Re: [tlug] firefox SSL certs

["Stephen J. Turnbull" <stephen@example.com>]

Darren Cook writes:

 > Now I'm wondering:
 >  1. Why two symbol links got created, and one got moved, when the actual
 > certificates already existed. Is that normal behaviour after a minor
 > firefox update?

That sounds like something that is being done by some sort of
installer that is failing to clean up after itself.

 >  2. Why none of these files seem to belong to any package (at least
 > according to apt-file). Neither the *.o files or the *.pem files.

Because package management systems are merely the best alternative
among an array of unsatisfactory solutions.  Cf. "trust" and
"democracy."  (PMSes do have the advantage that unlike that last one,
they've actually been tried in practice on a large scale. :-)

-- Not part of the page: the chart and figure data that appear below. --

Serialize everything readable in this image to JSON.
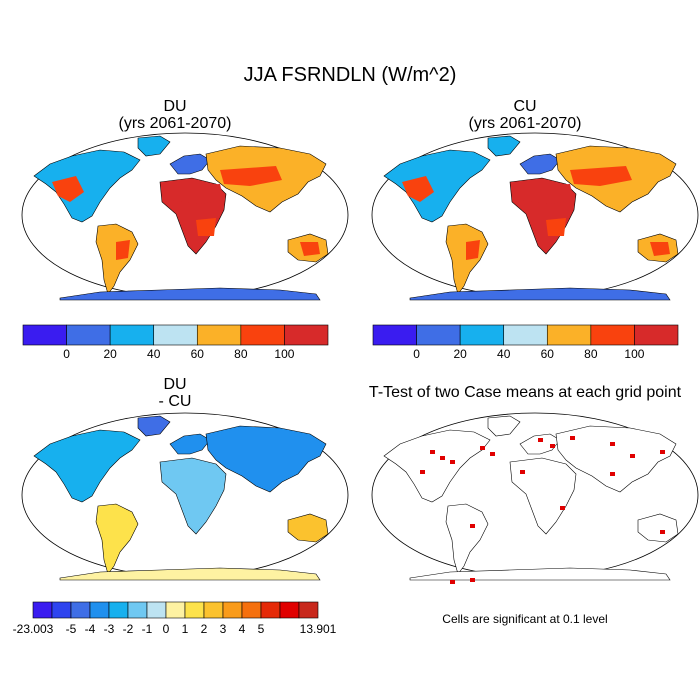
{
  "title": "JJA FSRNDLN (W/m^2)",
  "panels": [
    {
      "id": "du",
      "title": "DU",
      "subtitle": "(yrs 2061-2070)"
    },
    {
      "id": "cu",
      "title": "CU",
      "subtitle": "(yrs 2061-2070)"
    },
    {
      "id": "diff",
      "title": "DU",
      "subtitle": "- CU"
    },
    {
      "id": "ttest",
      "title": "T-Test of two Case means at each grid point",
      "subtitle": ""
    }
  ],
  "colorbar_main": {
    "colors": [
      "#3a1cf0",
      "#3f6ee6",
      "#17b0ee",
      "#bde3f2",
      "#fbb128",
      "#f9420e",
      "#d72a2a"
    ],
    "labels": [
      "0",
      "20",
      "40",
      "60",
      "80",
      "100"
    ]
  },
  "colorbar_diff": {
    "colors": [
      "#3a1cf0",
      "#2e44ef",
      "#3f6ee6",
      "#2090ee",
      "#17b0ee",
      "#6fc8f2",
      "#bde3f2",
      "#fef2a2",
      "#fde24b",
      "#fbc22e",
      "#f99b1a",
      "#f5700e",
      "#e52a08",
      "#e00000",
      "#c8281c"
    ],
    "labels": [
      "-23.003",
      "-5",
      "-4",
      "-3",
      "-2",
      "-1",
      "0",
      "1",
      "2",
      "3",
      "4",
      "5",
      "13.901"
    ]
  },
  "significance_note": "Cells are significant at 0.1 level",
  "significance_color": "#e00000",
  "ocean_color": "#ffffff"
}
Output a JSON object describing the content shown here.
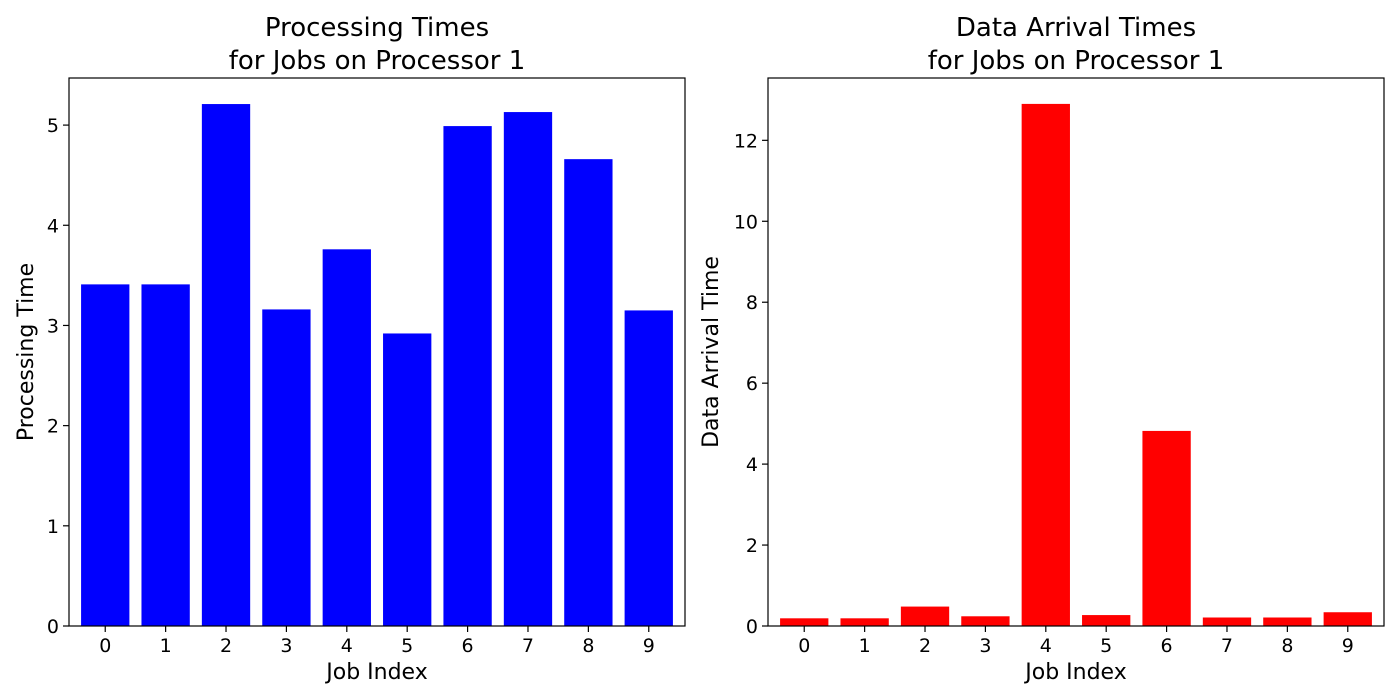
{
  "chart_data": [
    {
      "type": "bar",
      "title_lines": [
        "Processing Times",
        "for Jobs on Processor 1"
      ],
      "xlabel": "Job Index",
      "ylabel": "Processing Time",
      "categories": [
        "0",
        "1",
        "2",
        "3",
        "4",
        "5",
        "6",
        "7",
        "8",
        "9"
      ],
      "values": [
        3.41,
        3.41,
        5.21,
        3.16,
        3.76,
        2.92,
        4.99,
        5.13,
        4.66,
        3.15
      ],
      "ylim": [
        0,
        5.47
      ],
      "yticks": [
        0,
        1,
        2,
        3,
        4,
        5
      ],
      "ytick_labels": [
        "0",
        "1",
        "2",
        "3",
        "4",
        "5"
      ],
      "color": "#0000ff",
      "grid": false,
      "legend": false
    },
    {
      "type": "bar",
      "title_lines": [
        "Data Arrival Times",
        "for Jobs on Processor 1"
      ],
      "xlabel": "Job Index",
      "ylabel": "Data Arrival Time",
      "categories": [
        "0",
        "1",
        "2",
        "3",
        "4",
        "5",
        "6",
        "7",
        "8",
        "9"
      ],
      "values": [
        0.19,
        0.19,
        0.48,
        0.24,
        12.9,
        0.27,
        4.82,
        0.21,
        0.21,
        0.34
      ],
      "ylim": [
        0,
        13.54
      ],
      "yticks": [
        0,
        2,
        4,
        6,
        8,
        10,
        12
      ],
      "ytick_labels": [
        "0",
        "2",
        "4",
        "6",
        "8",
        "10",
        "12"
      ],
      "color": "#ff0000",
      "grid": false,
      "legend": false
    }
  ]
}
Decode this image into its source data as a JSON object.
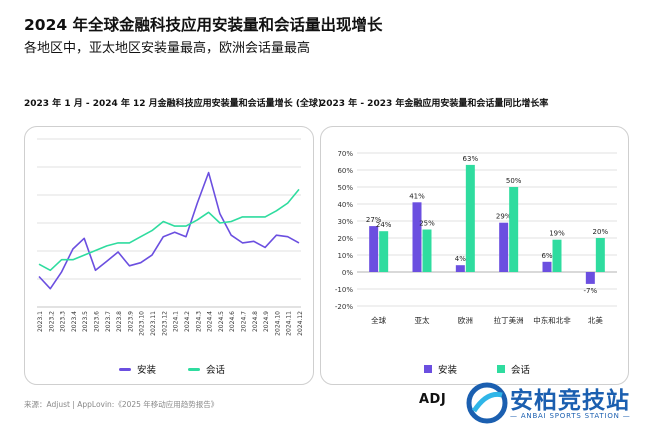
{
  "header": {
    "title": "2024 年全球金融科技应用安装量和会话量出现增长",
    "subtitle": "各地区中，亚太地区安装量最高，欧洲会话量最高"
  },
  "left_chart_title": "2023 年 1 月 - 2024 年 12 月金融科技应用安装量和会话量增长 (全球)",
  "right_chart_title": "2023 年 - 2023 年金融应用安装量和会话量同比增长率",
  "colors": {
    "installs": "#6b4fe0",
    "sessions": "#2fdc9f",
    "grid": "#d9d9d9"
  },
  "chart_data": [
    {
      "type": "line",
      "x": [
        "2023.1",
        "2023.2",
        "2023.3",
        "2023.4",
        "2023.5",
        "2023.6",
        "2023.7",
        "2023.8",
        "2023.9",
        "2023.10",
        "2023.11",
        "2023.12",
        "2024.1",
        "2024.2",
        "2024.3",
        "2024.4",
        "2024.5",
        "2024.6",
        "2024.7",
        "2024.8",
        "2024.9",
        "2024.10",
        "2024.11",
        "2024.12"
      ],
      "series": [
        {
          "name": "安装",
          "values": [
            100,
            92,
            103,
            118,
            125,
            104,
            110,
            116,
            107,
            109,
            114,
            126,
            129,
            126,
            148,
            168,
            141,
            127,
            122,
            123,
            119,
            127,
            126,
            122
          ]
        },
        {
          "name": "会话",
          "values": [
            108,
            104,
            111,
            111,
            114,
            117,
            120,
            122,
            122,
            126,
            130,
            136,
            133,
            133,
            137,
            142,
            135,
            136,
            139,
            139,
            139,
            143,
            148,
            157
          ]
        }
      ],
      "ylim": [
        80,
        190
      ],
      "grid": "horizontal",
      "legend": "bottom"
    },
    {
      "type": "bar",
      "categories": [
        "全球",
        "亚太",
        "欧洲",
        "拉丁美洲",
        "中东和北非",
        "北美"
      ],
      "series": [
        {
          "name": "安装",
          "values": [
            27,
            41,
            4,
            29,
            6,
            -7
          ],
          "labels": [
            "27%",
            "41%",
            "4%",
            "29%",
            "6%",
            "-7%"
          ]
        },
        {
          "name": "会话",
          "values": [
            24,
            25,
            63,
            50,
            19,
            20
          ],
          "labels": [
            "24%",
            "25%",
            "63%",
            "50%",
            "19%",
            "20%"
          ]
        }
      ],
      "ylim": [
        -20,
        70
      ],
      "yticks": [
        "70%",
        "60%",
        "50%",
        "40%",
        "30%",
        "20%",
        "10%",
        "0%",
        "-10%",
        "-20%"
      ],
      "grid": "horizontal",
      "legend": "bottom"
    }
  ],
  "legend": {
    "installs": "安装",
    "sessions": "会话"
  },
  "footer": {
    "source": "来源：Adjust | AppLovin:《2025 年移动应用趋势报告》",
    "adj_logo": "ADJ",
    "brand_name": "安柏竞技站",
    "brand_sub": "— ANBAI SPORTS STATION —"
  }
}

Gentoo and MacPorts both check for installation outside of DESTDIR,
and Gentoo will actually error ("sandbox error") if that happens.
(MacPorts just warns.)  These systems typically provide the certs in a
separate package (at least MacPorts does for curl's which are just a
convenience interface to Mozilla IIUC).  Maybe dpkg-based systems
don't do those things yet?

 > My third question is what would happen if I delete these new
 > symlinks?

I don't think anything will care if you delete the symlinks; both the
meaningless names and the .0 extension seem to indicate that they're
$TMP detritus of some sort.

 > What would happen if I deleted the *.pem files they point to? Would
 > it just mean an extra behind-the-scenes certificate download next
 > time I visit a site that needs it? (In other words is
 > /etc/ssl/certs just a cache directory?) Or would valid sites start
 > complaining when I browse them?

AFAIK those certs are all root authorities.  Those will not be
downloaded just because you browse a page, because those are the
ultimate control over who you trust without following the chain
yourself, and who you don't.  Of course what this means is that
ultimately you trust Mozilla ....

P2P trust networks are not the solution.  The <std_disclaimer> of
lawyers on the 'net applies here ("you are not my client and this is
not security advice").  Anybody who doesn't give you a warning of that
form, including family members, is not somebody you should trust.
(Family members of course go by different rules than a commercial
transaction, but there still needs to be a warning given.)